Let’s assume again we’re using LoRA to fine-tune a model on 8 A100s, perhaps at 2 hours per run. We can do 12 fine-tuning runs per-day. on these GPUs, or 4,380 fine-tuning runs per year. We’ll allocate one engineer to deploy, check, and validate fine-tuning runs full-time (we don’t envy them!), which will cost us perhaps $200K per-year. (Let’s also assume that we have plenty of data readily available to us to keep fine-tuning jobs going constantly.)

At $366K ($166K AWS + $200K talent), we’re paying around $80 per-fine-tuning run, about 8-20x higher than what we’re paying OpenAI!
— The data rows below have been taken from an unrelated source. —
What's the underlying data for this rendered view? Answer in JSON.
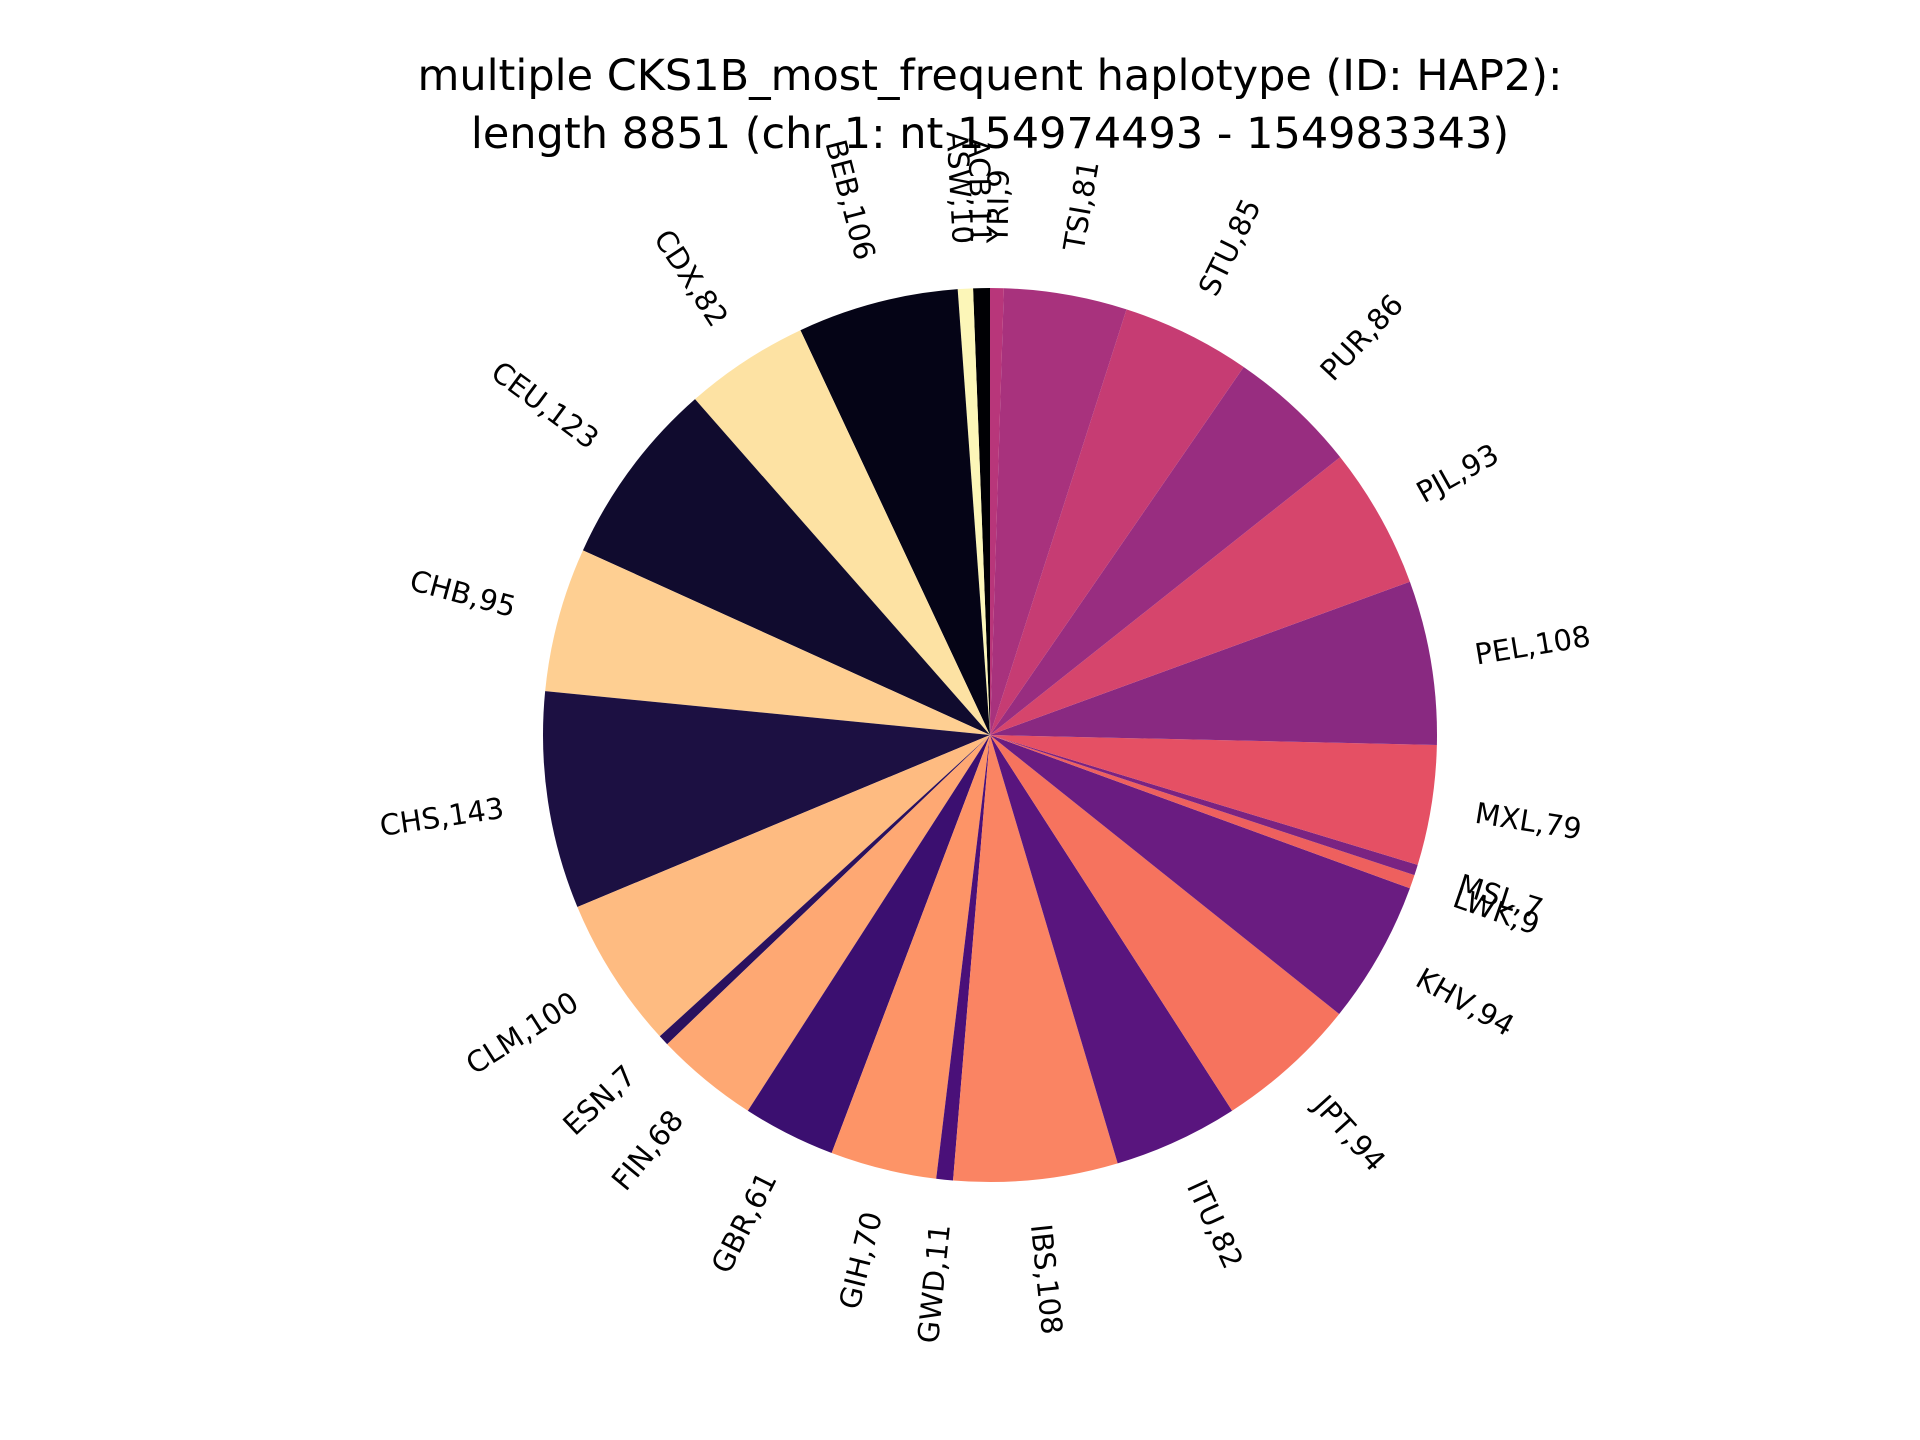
{
  "chart_data": {
    "type": "pie",
    "title": "multiple CKS1B_most_frequent haplotype (ID: HAP2):",
    "subtitle": "length 8851 (chr 1: nt 154974493 - 154983343)",
    "colormap": "magma",
    "slices": [
      {
        "label": "ACB,11",
        "value": 11,
        "color": "#000004"
      },
      {
        "label": "ASW,10",
        "value": 10,
        "color": "#fcf6b8"
      },
      {
        "label": "BEB,106",
        "value": 106,
        "color": "#050416"
      },
      {
        "label": "CDX,82",
        "value": 82,
        "color": "#fde2a3"
      },
      {
        "label": "CEU,123",
        "value": 123,
        "color": "#100b2e"
      },
      {
        "label": "CHB,95",
        "value": 95,
        "color": "#fecf92"
      },
      {
        "label": "CHS,143",
        "value": 143,
        "color": "#1c1042"
      },
      {
        "label": "CLM,100",
        "value": 100,
        "color": "#febb81"
      },
      {
        "label": "ESN,7",
        "value": 7,
        "color": "#2a115e"
      },
      {
        "label": "FIN,68",
        "value": 68,
        "color": "#fea873"
      },
      {
        "label": "GBR,61",
        "value": 61,
        "color": "#3b0f70"
      },
      {
        "label": "GIH,70",
        "value": 70,
        "color": "#fd9467"
      },
      {
        "label": "GWD,11",
        "value": 11,
        "color": "#4a1079"
      },
      {
        "label": "IBS,108",
        "value": 108,
        "color": "#fa8463"
      },
      {
        "label": "ITU,82",
        "value": 82,
        "color": "#59157e"
      },
      {
        "label": "JPT,94",
        "value": 94,
        "color": "#f6735e"
      },
      {
        "label": "KHV,94",
        "value": 94,
        "color": "#6a1c81"
      },
      {
        "label": "LWK,9",
        "value": 9,
        "color": "#ee605e"
      },
      {
        "label": "MSL,7",
        "value": 7,
        "color": "#7a2382"
      },
      {
        "label": "MXL,79",
        "value": 79,
        "color": "#e55064"
      },
      {
        "label": "PEL,108",
        "value": 108,
        "color": "#892981"
      },
      {
        "label": "PJL,93",
        "value": 93,
        "color": "#d6456c"
      },
      {
        "label": "PUR,86",
        "value": 86,
        "color": "#982d80"
      },
      {
        "label": "STU,85",
        "value": 85,
        "color": "#c63c73"
      },
      {
        "label": "TSI,81",
        "value": 81,
        "color": "#a8327d"
      },
      {
        "label": "YRI,9",
        "value": 9,
        "color": "#b8367a"
      }
    ]
  }
}
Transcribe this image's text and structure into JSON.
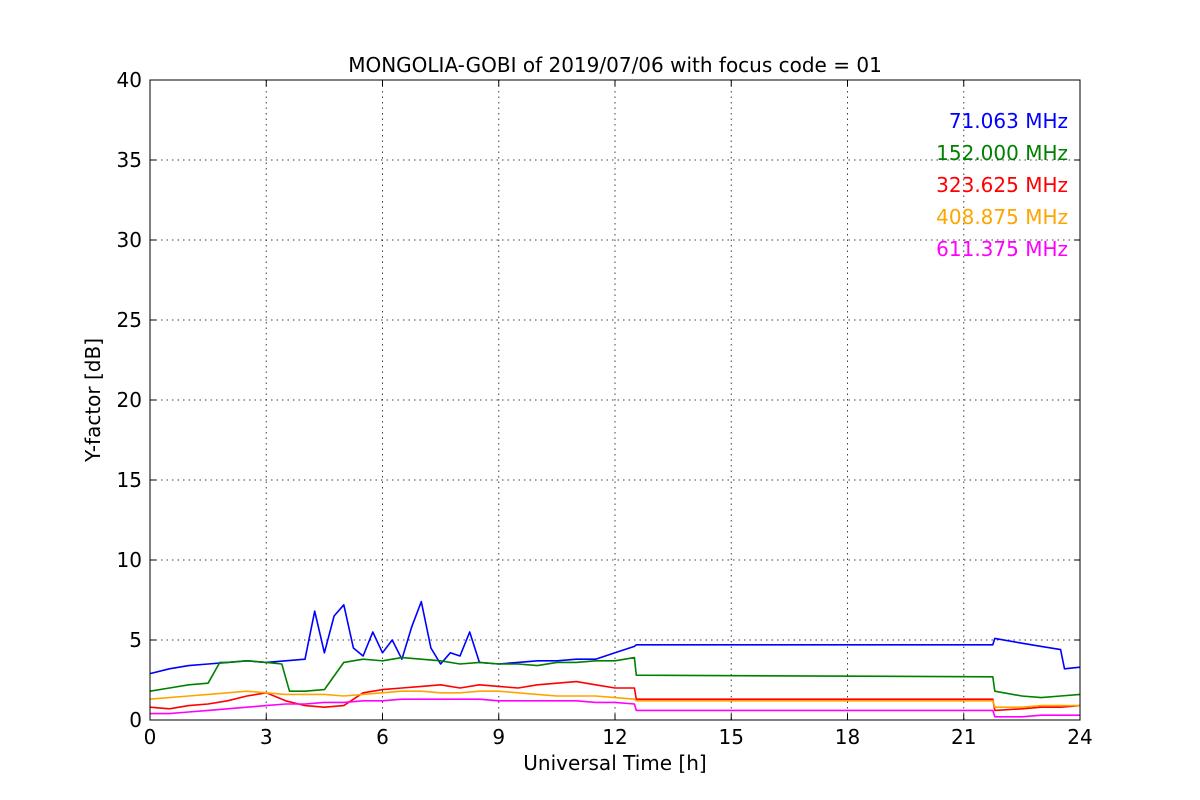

This just to fine-tune a model. While per-token inference costs for fine-tuned GPT-3.5 is 10x more expensive than GPT-3.5 it is still 10x cheaper than GPT-4! Serving a model on your own hardware is significantly more expensive unless you can reach a large enough scale to fully utilize serving hardware or elastically scale (impossible when GPU availability is limited).

We’ll give the back of the envelope math a rest, but it proves a critical point: The major LLM providers’ advantage doesn’t just lie in the quality of the model but in their ability to serve models at extreme economies of scale. It simply doesn’t make sense for most organizations to run after their own open-source LLM deployments. They’ll be sinking needless time, talent, and money into an unsolvable optimization problem, while competitors will move faster and likely achieve better quality by layering on top of OpenAI.

Of course, that doesn’t mean that open-source models have no future. We touched on this last week, and our friend Nathan Lambert at Interconnects recently wrote about the future of open-source models as well. Open-source models must get smaller over time to reduce the cost, complexity, and time required to customize and run them.

For everything else, the major LLM providers will dominate.